Please note that there are people who are just about to start learning C++ and it's for their benefits we should make the language easier. Those who know C++ already don't need to even think before using this technique. They know it and they use it. I get it. It is for people who don't know C++ and then you try to explain them RAII. It took me a while before I understood the meaning of "unfolded" so to speak mnemonic. Resource aquisition is initialization? What does it mean?!! Is this english? 

How is that not English? All of those are well-defined English words, fitting into a proper English sentence according to English rules of grammar (subject-verb-object).
 
So no, it's not a joke. Why?
a) actually means something "a nucleus or core group ...; broadly : a group of [functions] having some unifying relationship"

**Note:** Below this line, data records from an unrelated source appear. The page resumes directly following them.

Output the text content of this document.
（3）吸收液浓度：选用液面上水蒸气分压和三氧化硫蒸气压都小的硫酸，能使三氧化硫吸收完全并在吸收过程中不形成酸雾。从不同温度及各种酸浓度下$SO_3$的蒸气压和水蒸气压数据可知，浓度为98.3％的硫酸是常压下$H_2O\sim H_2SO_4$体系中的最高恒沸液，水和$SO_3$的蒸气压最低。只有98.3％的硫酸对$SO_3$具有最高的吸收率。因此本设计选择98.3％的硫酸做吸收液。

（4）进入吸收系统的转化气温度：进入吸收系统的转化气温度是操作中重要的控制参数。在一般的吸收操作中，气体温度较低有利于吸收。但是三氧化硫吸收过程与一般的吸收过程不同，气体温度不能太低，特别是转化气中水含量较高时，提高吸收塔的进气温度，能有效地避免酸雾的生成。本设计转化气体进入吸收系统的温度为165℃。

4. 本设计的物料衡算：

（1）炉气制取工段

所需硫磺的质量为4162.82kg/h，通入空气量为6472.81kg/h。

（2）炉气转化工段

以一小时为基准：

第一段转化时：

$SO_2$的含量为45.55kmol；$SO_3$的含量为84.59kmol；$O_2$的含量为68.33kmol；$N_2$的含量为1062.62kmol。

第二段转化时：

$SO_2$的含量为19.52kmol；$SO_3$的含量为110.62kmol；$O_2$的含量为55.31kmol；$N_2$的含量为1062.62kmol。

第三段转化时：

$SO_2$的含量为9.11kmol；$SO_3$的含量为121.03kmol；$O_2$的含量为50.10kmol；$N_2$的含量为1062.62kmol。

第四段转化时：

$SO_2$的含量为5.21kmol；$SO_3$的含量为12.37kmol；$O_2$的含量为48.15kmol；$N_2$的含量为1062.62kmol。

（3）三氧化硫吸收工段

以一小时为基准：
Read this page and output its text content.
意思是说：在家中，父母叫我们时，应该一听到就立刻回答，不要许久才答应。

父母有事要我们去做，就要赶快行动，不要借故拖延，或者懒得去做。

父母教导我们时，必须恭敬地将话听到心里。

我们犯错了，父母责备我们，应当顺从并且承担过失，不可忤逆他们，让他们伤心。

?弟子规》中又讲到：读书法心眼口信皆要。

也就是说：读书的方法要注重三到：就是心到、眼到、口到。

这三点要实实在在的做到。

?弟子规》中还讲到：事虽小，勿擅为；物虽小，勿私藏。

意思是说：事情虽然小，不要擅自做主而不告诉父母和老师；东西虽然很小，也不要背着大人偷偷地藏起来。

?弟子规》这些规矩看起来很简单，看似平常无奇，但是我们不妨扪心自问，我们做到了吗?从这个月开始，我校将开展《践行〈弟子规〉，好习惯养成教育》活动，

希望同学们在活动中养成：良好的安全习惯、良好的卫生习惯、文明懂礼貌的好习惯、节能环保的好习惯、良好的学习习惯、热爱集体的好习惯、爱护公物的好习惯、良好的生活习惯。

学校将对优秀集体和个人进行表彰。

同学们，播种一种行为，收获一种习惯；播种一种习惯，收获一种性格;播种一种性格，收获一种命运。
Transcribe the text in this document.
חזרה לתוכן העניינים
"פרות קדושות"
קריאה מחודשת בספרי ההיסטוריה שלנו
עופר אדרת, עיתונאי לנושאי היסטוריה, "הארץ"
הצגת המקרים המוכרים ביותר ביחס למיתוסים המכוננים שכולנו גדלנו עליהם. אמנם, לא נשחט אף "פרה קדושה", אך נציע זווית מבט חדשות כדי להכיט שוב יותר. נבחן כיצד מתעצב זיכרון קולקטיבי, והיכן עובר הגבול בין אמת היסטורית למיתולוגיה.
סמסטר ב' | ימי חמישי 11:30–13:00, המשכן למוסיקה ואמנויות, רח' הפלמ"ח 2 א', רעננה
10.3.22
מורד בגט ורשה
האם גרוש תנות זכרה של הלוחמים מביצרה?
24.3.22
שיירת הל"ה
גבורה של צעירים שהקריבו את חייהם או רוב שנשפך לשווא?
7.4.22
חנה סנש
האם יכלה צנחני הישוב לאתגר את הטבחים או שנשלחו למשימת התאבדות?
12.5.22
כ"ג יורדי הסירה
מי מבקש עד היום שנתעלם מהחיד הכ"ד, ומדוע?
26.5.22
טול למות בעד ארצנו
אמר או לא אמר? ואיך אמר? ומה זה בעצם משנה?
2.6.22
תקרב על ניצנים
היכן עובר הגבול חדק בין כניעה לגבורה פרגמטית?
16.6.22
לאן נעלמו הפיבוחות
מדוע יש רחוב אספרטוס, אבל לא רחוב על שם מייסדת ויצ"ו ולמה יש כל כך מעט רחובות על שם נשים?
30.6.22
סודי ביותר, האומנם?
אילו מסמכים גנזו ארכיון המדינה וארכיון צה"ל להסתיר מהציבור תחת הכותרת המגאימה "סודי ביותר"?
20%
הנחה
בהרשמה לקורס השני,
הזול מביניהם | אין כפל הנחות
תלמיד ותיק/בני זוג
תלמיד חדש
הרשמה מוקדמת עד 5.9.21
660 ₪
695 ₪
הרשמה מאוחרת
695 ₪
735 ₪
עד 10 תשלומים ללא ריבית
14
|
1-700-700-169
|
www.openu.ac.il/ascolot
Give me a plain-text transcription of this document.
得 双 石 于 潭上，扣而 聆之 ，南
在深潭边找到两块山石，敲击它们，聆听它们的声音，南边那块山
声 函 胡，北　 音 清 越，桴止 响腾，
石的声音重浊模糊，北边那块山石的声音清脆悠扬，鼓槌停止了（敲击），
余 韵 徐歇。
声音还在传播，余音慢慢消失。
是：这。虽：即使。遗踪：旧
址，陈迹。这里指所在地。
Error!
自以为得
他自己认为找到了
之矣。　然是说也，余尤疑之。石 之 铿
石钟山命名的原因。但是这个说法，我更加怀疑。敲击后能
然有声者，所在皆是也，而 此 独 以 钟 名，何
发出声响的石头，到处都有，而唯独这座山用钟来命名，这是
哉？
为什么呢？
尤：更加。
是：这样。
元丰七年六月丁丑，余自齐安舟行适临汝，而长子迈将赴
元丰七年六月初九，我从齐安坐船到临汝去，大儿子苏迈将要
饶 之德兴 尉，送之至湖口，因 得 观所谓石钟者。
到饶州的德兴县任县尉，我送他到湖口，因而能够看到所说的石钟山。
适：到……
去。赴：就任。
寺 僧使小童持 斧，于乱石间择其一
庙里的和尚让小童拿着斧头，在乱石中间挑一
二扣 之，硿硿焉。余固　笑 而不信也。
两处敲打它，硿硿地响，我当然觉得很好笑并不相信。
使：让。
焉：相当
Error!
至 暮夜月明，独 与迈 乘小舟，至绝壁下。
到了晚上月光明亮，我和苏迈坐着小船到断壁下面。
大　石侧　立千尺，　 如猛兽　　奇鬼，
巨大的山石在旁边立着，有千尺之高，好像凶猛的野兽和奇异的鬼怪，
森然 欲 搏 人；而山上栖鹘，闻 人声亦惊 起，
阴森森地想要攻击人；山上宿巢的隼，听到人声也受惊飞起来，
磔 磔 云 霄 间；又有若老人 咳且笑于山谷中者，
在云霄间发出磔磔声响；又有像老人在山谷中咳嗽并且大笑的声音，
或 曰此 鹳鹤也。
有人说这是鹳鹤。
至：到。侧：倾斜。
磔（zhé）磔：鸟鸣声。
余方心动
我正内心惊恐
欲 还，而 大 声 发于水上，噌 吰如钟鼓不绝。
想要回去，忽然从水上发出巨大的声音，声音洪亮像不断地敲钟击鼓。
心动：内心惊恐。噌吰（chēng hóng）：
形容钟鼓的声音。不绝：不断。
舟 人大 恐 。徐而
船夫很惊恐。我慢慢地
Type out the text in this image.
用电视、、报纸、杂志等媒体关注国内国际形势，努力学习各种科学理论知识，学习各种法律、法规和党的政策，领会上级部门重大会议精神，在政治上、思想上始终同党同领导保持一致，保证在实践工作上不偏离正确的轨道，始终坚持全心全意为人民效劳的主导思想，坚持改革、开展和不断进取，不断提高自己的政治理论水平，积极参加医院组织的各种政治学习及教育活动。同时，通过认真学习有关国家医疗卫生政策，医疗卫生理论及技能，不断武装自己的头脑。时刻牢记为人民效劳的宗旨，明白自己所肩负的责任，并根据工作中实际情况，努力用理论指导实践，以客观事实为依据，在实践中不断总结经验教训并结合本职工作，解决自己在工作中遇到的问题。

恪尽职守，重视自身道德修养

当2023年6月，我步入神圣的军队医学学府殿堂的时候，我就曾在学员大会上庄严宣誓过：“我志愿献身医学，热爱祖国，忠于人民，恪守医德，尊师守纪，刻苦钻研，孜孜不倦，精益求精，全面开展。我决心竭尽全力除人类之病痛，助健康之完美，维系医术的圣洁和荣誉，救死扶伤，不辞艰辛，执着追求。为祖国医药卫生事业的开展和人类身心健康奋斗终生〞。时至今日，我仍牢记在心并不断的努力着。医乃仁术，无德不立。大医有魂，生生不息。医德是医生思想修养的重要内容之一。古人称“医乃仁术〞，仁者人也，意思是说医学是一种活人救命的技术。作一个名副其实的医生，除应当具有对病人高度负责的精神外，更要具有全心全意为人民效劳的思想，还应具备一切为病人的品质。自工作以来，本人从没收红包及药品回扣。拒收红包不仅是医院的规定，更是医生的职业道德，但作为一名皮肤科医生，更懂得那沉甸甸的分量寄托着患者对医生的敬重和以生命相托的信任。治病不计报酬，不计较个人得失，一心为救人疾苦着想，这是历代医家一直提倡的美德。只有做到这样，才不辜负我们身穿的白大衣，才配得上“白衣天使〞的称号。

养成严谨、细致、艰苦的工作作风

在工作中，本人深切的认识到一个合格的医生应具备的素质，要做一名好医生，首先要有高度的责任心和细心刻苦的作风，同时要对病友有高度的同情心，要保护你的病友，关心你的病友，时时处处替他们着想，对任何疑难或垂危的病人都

Not according to Dictionary.com. Or Wiktionary. The primary definition of cadre is about military matters.
 
b) actually does what it says  - cooperates, meaning that Constructor Acquires, Destructor Releases

Acquires and releases what? At least RAII talks about resources.
 
c) it is actual word

I think that instead of concentrating on what we know already, we should concentrate of future and future of C++ - make it as easy to learn and use as possible. RAII is a silly, meaningless acronym, CADRe is not.

The thing you keep missing in this discussion is where you are. This is a discussion group for the Standard for Programming Language C++. This standard does not teach RAII. It does not tell the reader how to use RAII. It never mentions RAII.

You're suggesting that a document (the standard) be modified to change terminology it never uses.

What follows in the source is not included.